Microsoft has confirmed that it will continue its traditional 10 years of support for Windows 10. The company has updated its Windows lifecycle page, showing that its support for Windows 10 will officially end on October 14, 2025.
The page shows that mainstream support for Windows 10, like all previous versions of the OS, will end on October 13, 2020, over five years after it officially launches on July 29. The end of mainstream support means that Microsoft won't be adding any major new features or improvements to the OS after that date. However, security updates and bug fixes for Windows 10 will continue for an additional five years, again just like all previous versions of Windows have had, until the extended support period ends on October 14, 2025.
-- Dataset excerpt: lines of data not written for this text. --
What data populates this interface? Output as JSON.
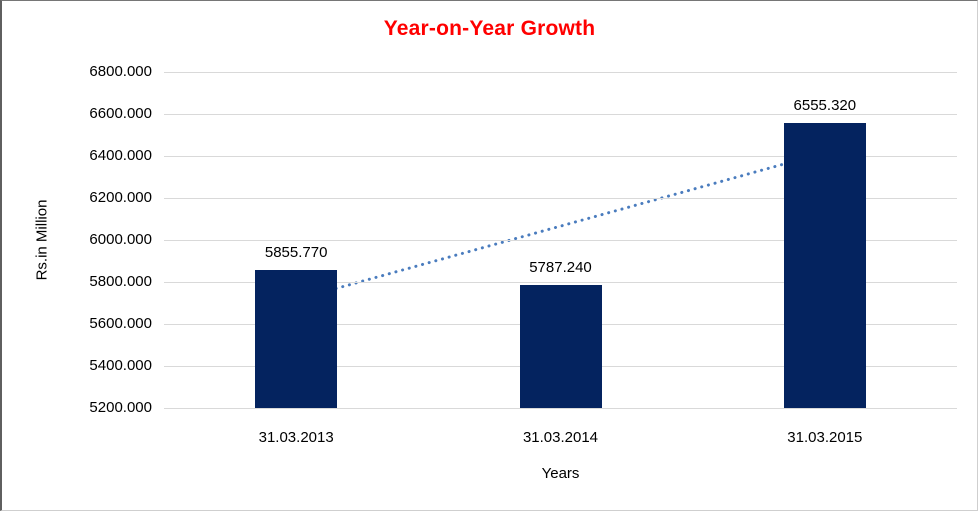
{
  "chart_data": {
    "type": "bar",
    "title": "Year-on-Year Growth",
    "xlabel": "Years",
    "ylabel": "Rs.in Million",
    "categories": [
      "31.03.2013",
      "31.03.2014",
      "31.03.2015"
    ],
    "values": [
      5855.77,
      5787.24,
      6555.32
    ],
    "data_labels": [
      "5855.770",
      "5787.240",
      "6555.320"
    ],
    "ylim": [
      5200,
      6800
    ],
    "ytick_step": 200,
    "ytick_labels": [
      "6800.000",
      "6600.000",
      "6400.000",
      "6200.000",
      "6000.000",
      "5800.000",
      "5600.000",
      "5400.000",
      "5200.000"
    ],
    "grid": true,
    "legend": "none",
    "trendline": {
      "type": "linear",
      "style": "dotted",
      "start_value": 5716.335,
      "end_value": 6415.885
    },
    "colors": {
      "bar": "#04235F",
      "trendline": "#4A7CBE",
      "title": "#FF0000",
      "gridline": "#D9D9D9",
      "text": "#000000"
    }
  }
}
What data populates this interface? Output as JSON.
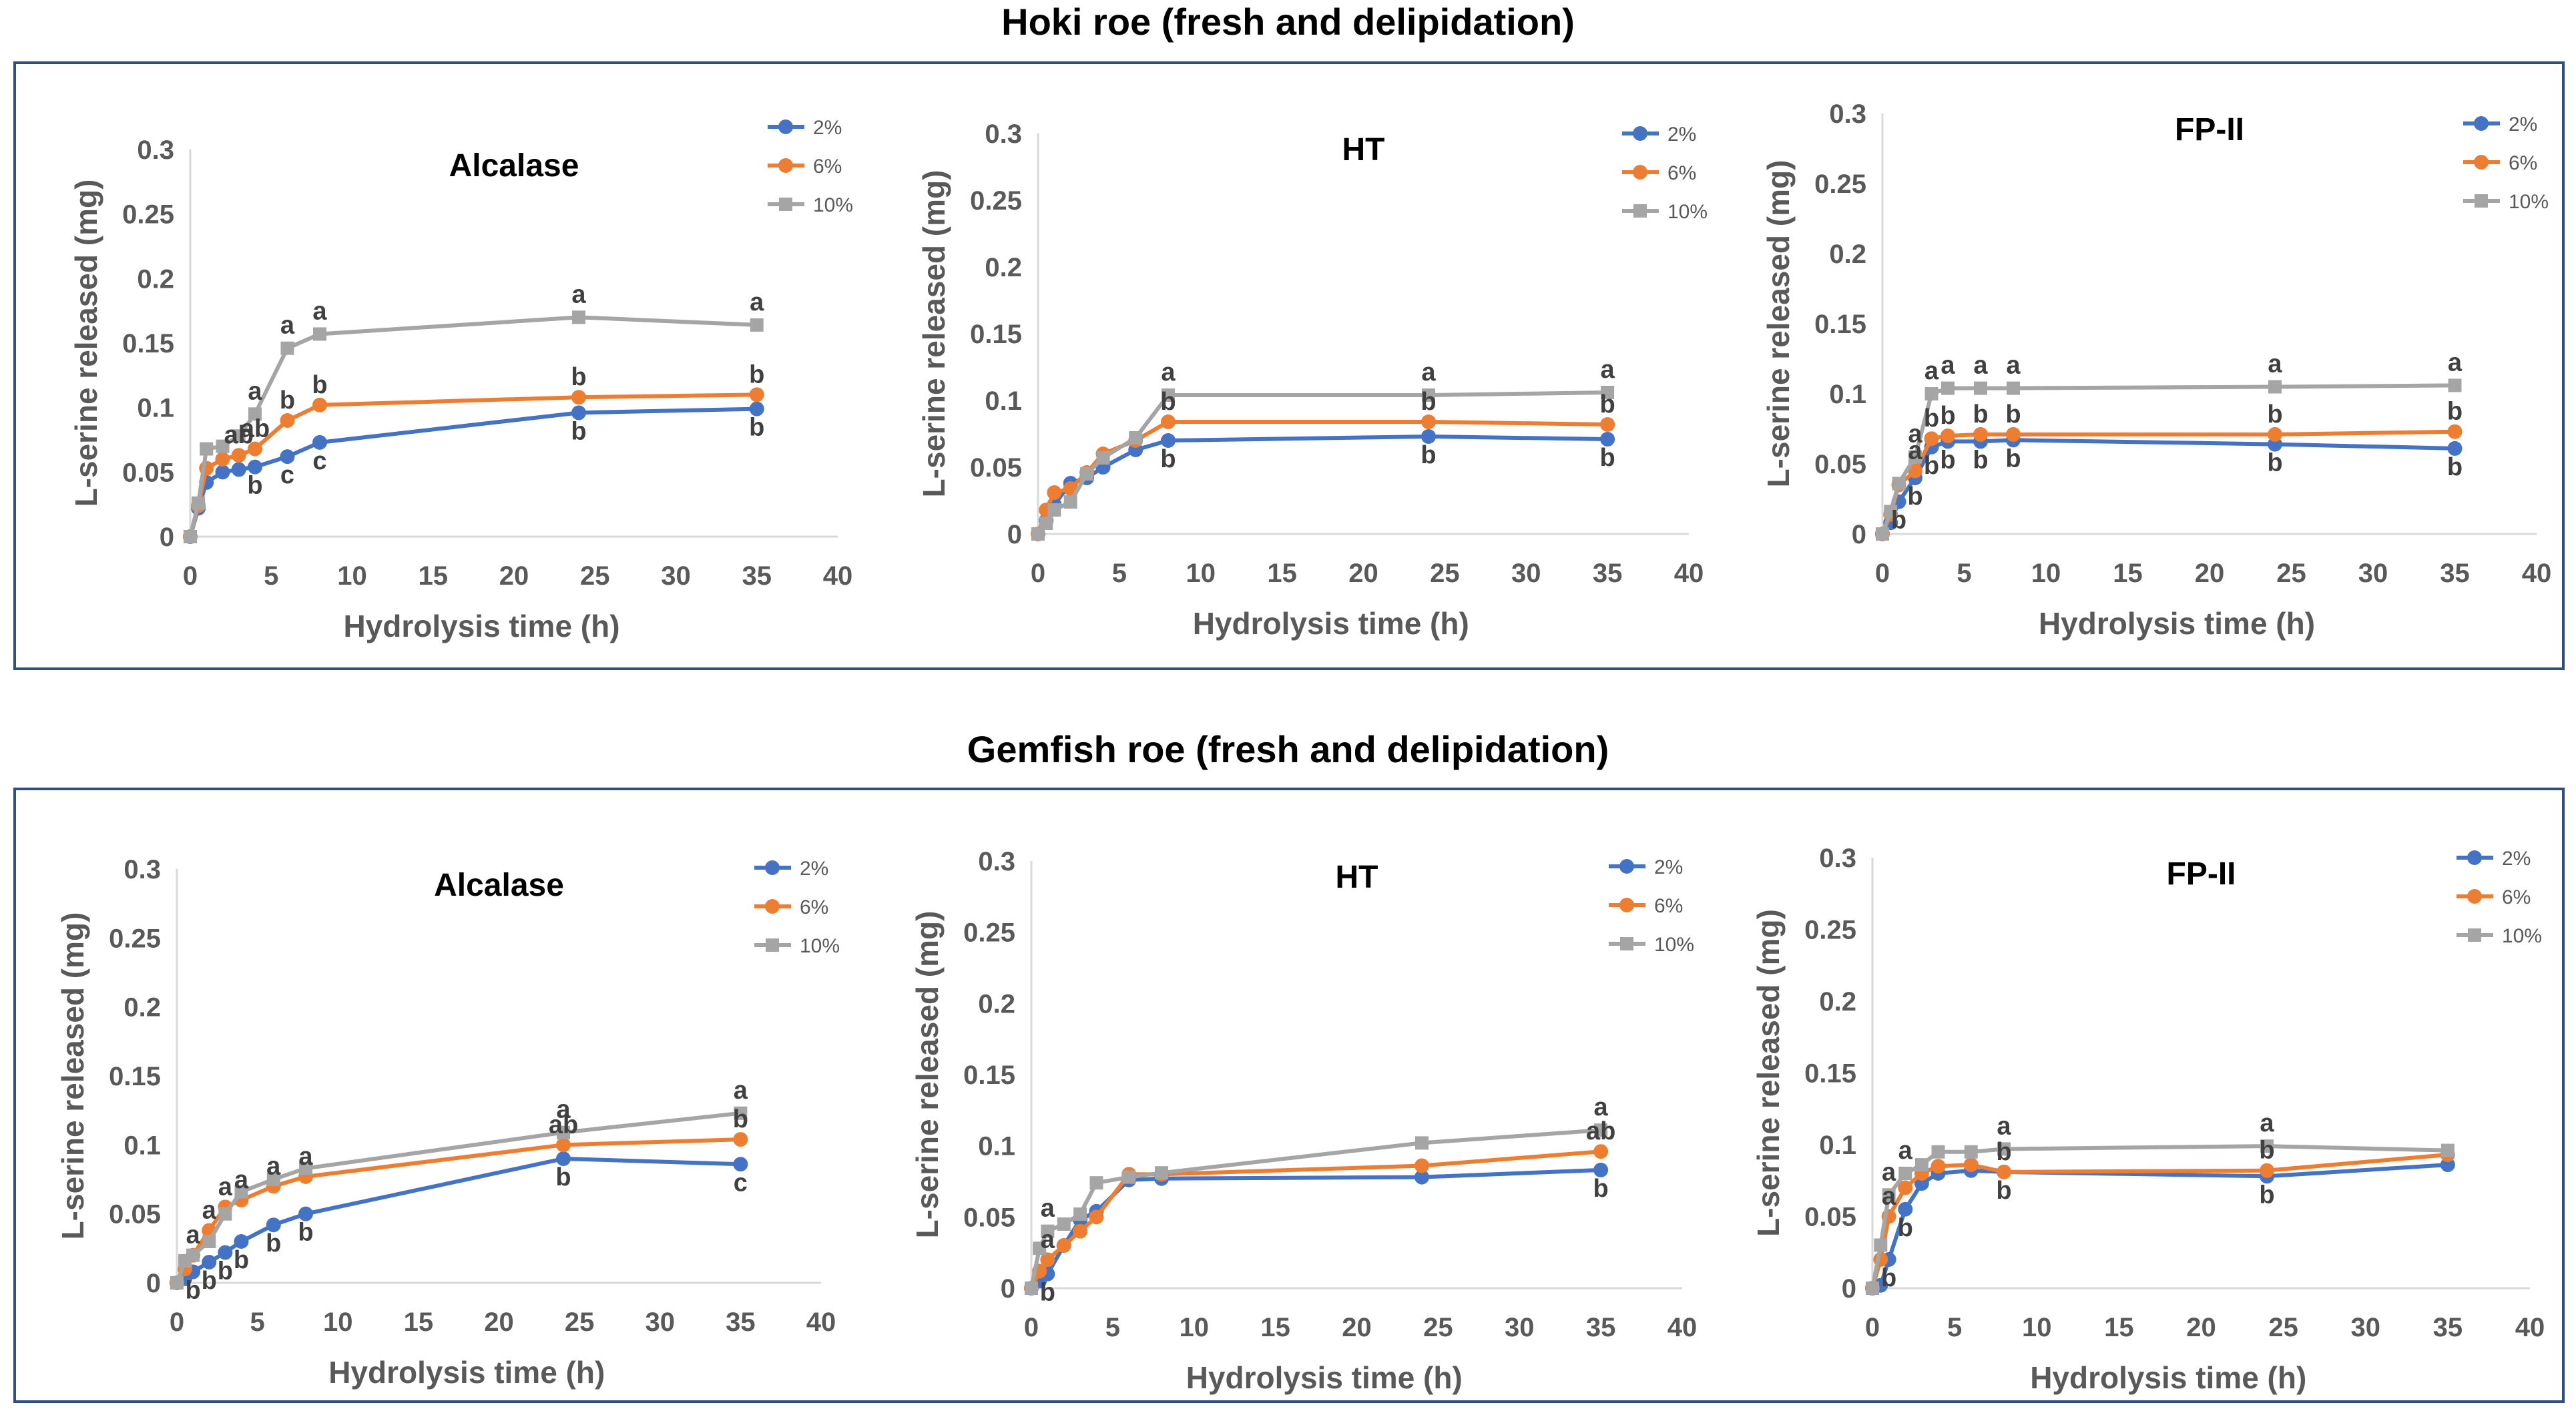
{
  "figure": {
    "row_titles": [
      "Hoki roe (fresh and delipidation)",
      "Gemfish roe (fresh and delipidation)"
    ]
  },
  "colors": {
    "2%": "#4472C4",
    "6%": "#ED7D31",
    "10%": "#A5A5A5",
    "frame": "#2F4E7C"
  },
  "chart_data": [
    {
      "type": "line",
      "group": "Hoki roe (fresh and delipidation)",
      "title": "Alcalase",
      "xlabel": "Hydrolysis time (h)",
      "ylabel": "L-serine released (mg)",
      "xlim": [
        0,
        40
      ],
      "ylim": [
        0,
        0.3
      ],
      "xticks": [
        "0",
        "5",
        "10",
        "15",
        "20",
        "25",
        "30",
        "35",
        "40"
      ],
      "yticks": [
        "0",
        "0.05",
        "0.1",
        "0.15",
        "0.2",
        "0.25",
        "0.3"
      ],
      "x": [
        0,
        0.5,
        1,
        2,
        3,
        4,
        6,
        8,
        24,
        35
      ],
      "series": [
        {
          "name": "2%",
          "values": [
            0,
            0.022,
            0.042,
            0.05,
            0.052,
            0.054,
            0.062,
            0.073,
            0.096,
            0.099
          ],
          "labels": [
            "",
            "",
            "",
            "",
            "",
            "b",
            "c",
            "c",
            "b",
            "b"
          ]
        },
        {
          "name": "6%",
          "values": [
            0,
            0.024,
            0.053,
            0.06,
            0.063,
            0.068,
            0.09,
            0.102,
            0.108,
            0.11
          ],
          "labels": [
            "",
            "",
            "",
            "",
            "ab",
            "ab",
            "b",
            "b",
            "b",
            "b"
          ]
        },
        {
          "name": "10%",
          "values": [
            0,
            0.026,
            0.068,
            0.07,
            0.078,
            0.095,
            0.146,
            0.157,
            0.17,
            0.164
          ],
          "labels": [
            "",
            "",
            "",
            "",
            "",
            "a",
            "a",
            "a",
            "a",
            "a"
          ]
        }
      ]
    },
    {
      "type": "line",
      "group": "Hoki roe (fresh and delipidation)",
      "title": "HT",
      "xlabel": "Hydrolysis time (h)",
      "ylabel": "L-serine released (mg)",
      "xlim": [
        0,
        40
      ],
      "ylim": [
        0,
        0.3
      ],
      "xticks": [
        "0",
        "5",
        "10",
        "15",
        "20",
        "25",
        "30",
        "35",
        "40"
      ],
      "yticks": [
        "0",
        "0.05",
        "0.1",
        "0.15",
        "0.2",
        "0.25",
        "0.3"
      ],
      "x": [
        0,
        0.5,
        1,
        2,
        3,
        4,
        6,
        8,
        24,
        35
      ],
      "series": [
        {
          "name": "2%",
          "values": [
            0,
            0.01,
            0.022,
            0.038,
            0.042,
            0.05,
            0.063,
            0.07,
            0.073,
            0.071
          ],
          "labels": [
            "",
            "",
            "",
            "",
            "",
            "",
            "",
            "b",
            "b",
            "b"
          ]
        },
        {
          "name": "6%",
          "values": [
            0,
            0.018,
            0.031,
            0.034,
            0.046,
            0.06,
            0.07,
            0.084,
            0.084,
            0.082
          ],
          "labels": [
            "",
            "",
            "",
            "",
            "",
            "",
            "",
            "b",
            "b",
            "b"
          ]
        },
        {
          "name": "10%",
          "values": [
            0,
            0.008,
            0.018,
            0.024,
            0.045,
            0.057,
            0.072,
            0.104,
            0.104,
            0.106
          ],
          "labels": [
            "",
            "",
            "",
            "",
            "",
            "",
            "",
            "a",
            "a",
            "a"
          ]
        }
      ]
    },
    {
      "type": "line",
      "group": "Hoki roe (fresh and delipidation)",
      "title": "FP-II",
      "xlabel": "Hydrolysis time (h)",
      "ylabel": "L-serine released (mg)",
      "xlim": [
        0,
        40
      ],
      "ylim": [
        0,
        0.3
      ],
      "xticks": [
        "0",
        "5",
        "10",
        "15",
        "20",
        "25",
        "30",
        "35",
        "40"
      ],
      "yticks": [
        "0",
        "0.05",
        "0.1",
        "0.15",
        "0.2",
        "0.25",
        "0.3"
      ],
      "x": [
        0,
        0.5,
        1,
        2,
        3,
        4,
        6,
        8,
        24,
        35
      ],
      "series": [
        {
          "name": "2%",
          "values": [
            0,
            0.008,
            0.023,
            0.04,
            0.062,
            0.066,
            0.066,
            0.067,
            0.064,
            0.061
          ],
          "labels": [
            "",
            "",
            "b",
            "b",
            "b",
            "b",
            "b",
            "b",
            "b",
            "b"
          ]
        },
        {
          "name": "6%",
          "values": [
            0,
            0.014,
            0.035,
            0.045,
            0.068,
            0.07,
            0.071,
            0.071,
            0.071,
            0.073
          ],
          "labels": [
            "",
            "",
            "",
            "a",
            "b",
            "b",
            "b",
            "b",
            "b",
            "b"
          ]
        },
        {
          "name": "10%",
          "values": [
            0,
            0.016,
            0.036,
            0.055,
            0.1,
            0.104,
            0.104,
            0.104,
            0.105,
            0.106
          ],
          "labels": [
            "",
            "",
            "",
            "a",
            "a",
            "a",
            "a",
            "a",
            "a",
            "a"
          ]
        }
      ]
    },
    {
      "type": "line",
      "group": "Gemfish roe (fresh and delipidation)",
      "title": "Alcalase",
      "xlabel": "Hydrolysis time (h)",
      "ylabel": "L-serine released (mg)",
      "xlim": [
        0,
        40
      ],
      "ylim": [
        0,
        0.3
      ],
      "xticks": [
        "0",
        "5",
        "10",
        "15",
        "20",
        "25",
        "30",
        "35",
        "40"
      ],
      "yticks": [
        "0",
        "0.05",
        "0.1",
        "0.15",
        "0.2",
        "0.25",
        "0.3"
      ],
      "x": [
        0,
        0.5,
        1,
        2,
        3,
        4,
        6,
        8,
        24,
        35
      ],
      "series": [
        {
          "name": "2%",
          "values": [
            0,
            0.003,
            0.008,
            0.015,
            0.022,
            0.03,
            0.042,
            0.05,
            0.09,
            0.086
          ],
          "labels": [
            "",
            "",
            "b",
            "b",
            "b",
            "b",
            "b",
            "b",
            "b",
            "c"
          ]
        },
        {
          "name": "6%",
          "values": [
            0,
            0.01,
            0.02,
            0.038,
            0.055,
            0.06,
            0.07,
            0.077,
            0.1,
            0.104
          ],
          "labels": [
            "",
            "",
            "a",
            "a",
            "a",
            "a",
            "a",
            "a",
            "ab",
            "b"
          ]
        },
        {
          "name": "10%",
          "values": [
            0,
            0.016,
            0.02,
            0.03,
            0.05,
            0.066,
            0.075,
            0.083,
            0.109,
            0.123
          ],
          "labels": [
            "",
            "",
            "",
            "",
            "",
            "",
            "",
            "",
            "a",
            "a"
          ]
        }
      ]
    },
    {
      "type": "line",
      "group": "Gemfish roe (fresh and delipidation)",
      "title": "HT",
      "xlabel": "Hydrolysis time (h)",
      "ylabel": "L-serine released (mg)",
      "xlim": [
        0,
        40
      ],
      "ylim": [
        0,
        0.3
      ],
      "xticks": [
        "0",
        "5",
        "10",
        "15",
        "20",
        "25",
        "30",
        "35",
        "40"
      ],
      "yticks": [
        "0",
        "0.05",
        "0.1",
        "0.15",
        "0.2",
        "0.25",
        "0.3"
      ],
      "x": [
        0,
        0.5,
        1,
        2,
        3,
        4,
        6,
        8,
        24,
        35
      ],
      "series": [
        {
          "name": "2%",
          "values": [
            0,
            0.005,
            0.01,
            0.03,
            0.048,
            0.054,
            0.076,
            0.077,
            0.078,
            0.083
          ],
          "labels": [
            "",
            "",
            "b",
            "",
            "",
            "",
            "",
            "",
            "",
            "b"
          ]
        },
        {
          "name": "6%",
          "values": [
            0,
            0.012,
            0.02,
            0.03,
            0.04,
            0.05,
            0.08,
            0.08,
            0.086,
            0.096
          ],
          "labels": [
            "",
            "",
            "a",
            "",
            "",
            "",
            "",
            "",
            "",
            "ab"
          ]
        },
        {
          "name": "10%",
          "values": [
            0,
            0.028,
            0.04,
            0.045,
            0.052,
            0.074,
            0.078,
            0.081,
            0.102,
            0.111
          ],
          "labels": [
            "",
            "",
            "a",
            "",
            "",
            "",
            "",
            "",
            "",
            "a"
          ]
        }
      ]
    },
    {
      "type": "line",
      "group": "Gemfish roe (fresh and delipidation)",
      "title": "FP-II",
      "xlabel": "Hydrolysis time (h)",
      "ylabel": "L-serine released (mg)",
      "xlim": [
        0,
        40
      ],
      "ylim": [
        0,
        0.3
      ],
      "xticks": [
        "0",
        "5",
        "10",
        "15",
        "20",
        "25",
        "30",
        "35",
        "40"
      ],
      "yticks": [
        "0",
        "0.05",
        "0.1",
        "0.15",
        "0.2",
        "0.25",
        "0.3"
      ],
      "x": [
        0,
        0.5,
        1,
        2,
        3,
        4,
        6,
        8,
        24,
        35
      ],
      "series": [
        {
          "name": "2%",
          "values": [
            0,
            0.002,
            0.02,
            0.055,
            0.073,
            0.08,
            0.082,
            0.081,
            0.078,
            0.086
          ],
          "labels": [
            "",
            "",
            "b",
            "b",
            "",
            "",
            "",
            "b",
            "b",
            ""
          ]
        },
        {
          "name": "6%",
          "values": [
            0,
            0.02,
            0.05,
            0.07,
            0.08,
            0.085,
            0.086,
            0.081,
            0.082,
            0.093
          ],
          "labels": [
            "",
            "",
            "a",
            "",
            "",
            "",
            "",
            "b",
            "b",
            ""
          ]
        },
        {
          "name": "10%",
          "values": [
            0,
            0.03,
            0.065,
            0.08,
            0.086,
            0.095,
            0.095,
            0.097,
            0.099,
            0.096
          ],
          "labels": [
            "",
            "",
            "a",
            "a",
            "",
            "",
            "",
            "a",
            "a",
            ""
          ]
        }
      ]
    }
  ]
}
The page does have a footnote, which basically says that it's possible that not all PCs with Windows 10 will be able to use all of its future feature updates:
Updates are cumulative, with each update built upon all of the updates that preceded it. A device needs to install the latest update to remain supported. Updates may include new features, fixes (security and/or non-security), or a combination of both. Not all features in an update will work on all devices. A device may not be able to receive updates if the device hardware is incompatible, lacking current drivers, or otherwise outside of the Original Equipment Manufacturer's ("OEM") support period. Update availability may vary, for example by country, region, network connectivity, mobile operator (e.g., for cellular-capable devices), or hardware capabilities (including, e.g., free disk space).
So if you are getting the free update to Windows 10 for your current Windows 7 or 8.1 PC, you should be able to keep using it with support updates from Microsoft for the next decade.